My good and bad days are closely tied to how bad my dog’s heart is that day. Sometimes she’s like a puppy who just wants a treat; others, she can barely get up because the coughing is so bad, or she shakes just from sitting still. Her quality of life is so variable that I just don’t know what to do.
I contacted a local vet about the possibility of in-home euthanasia if Sunny’s heart fails and she’s dying painfully. I have been pretty matter-of-fact about all of this and the other night I realized why: I can’t start to be sad because if I do, I think the floodgates will open. I’m leaving a message for the doctor and I feel like I’m saying “yes, I’d like to schedule the killing of my sweet, innocent doggie.”
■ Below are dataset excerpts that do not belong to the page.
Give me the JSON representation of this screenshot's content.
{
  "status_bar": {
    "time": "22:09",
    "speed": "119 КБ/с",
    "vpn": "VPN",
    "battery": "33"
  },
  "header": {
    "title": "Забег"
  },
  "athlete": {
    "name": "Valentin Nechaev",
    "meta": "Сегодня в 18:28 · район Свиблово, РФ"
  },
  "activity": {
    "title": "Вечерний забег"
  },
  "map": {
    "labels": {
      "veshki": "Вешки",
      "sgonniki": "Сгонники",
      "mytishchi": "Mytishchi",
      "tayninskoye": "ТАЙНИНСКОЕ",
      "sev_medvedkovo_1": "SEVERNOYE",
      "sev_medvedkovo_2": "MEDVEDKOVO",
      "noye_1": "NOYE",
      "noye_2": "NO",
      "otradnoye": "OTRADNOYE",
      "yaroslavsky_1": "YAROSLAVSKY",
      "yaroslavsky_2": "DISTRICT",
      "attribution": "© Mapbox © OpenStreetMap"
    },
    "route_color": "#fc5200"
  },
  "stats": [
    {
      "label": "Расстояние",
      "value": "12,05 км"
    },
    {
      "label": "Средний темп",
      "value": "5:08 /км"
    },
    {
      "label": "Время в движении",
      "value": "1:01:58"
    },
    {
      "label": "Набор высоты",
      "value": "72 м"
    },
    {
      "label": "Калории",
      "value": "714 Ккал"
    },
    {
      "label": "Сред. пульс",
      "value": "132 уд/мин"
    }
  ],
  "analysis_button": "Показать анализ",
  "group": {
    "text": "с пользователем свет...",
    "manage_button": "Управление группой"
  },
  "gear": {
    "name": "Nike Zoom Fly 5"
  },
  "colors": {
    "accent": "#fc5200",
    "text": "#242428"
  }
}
What do I do? How do I get OK with this? I just don’t know. I feel like I’m doing something awful because she doesn’t understand a thing of what’s happening…like I’m planning a murder.
I just hope she continues to have more good days than bad so we can spend more time together.
It’s never easy. I remember what I went through with Kuriko. Even though I knew it was the right thing to do, even though it was obvious what had to happen, it still ripped my heart out to choke out the words to the vet.
I wish I could offer some words of wisdom, but nothing can really make it “better”. But when the time comes, you’ll have to realize it’s for the best so that she won’t suffer no matter how bad it makes you feel at the time.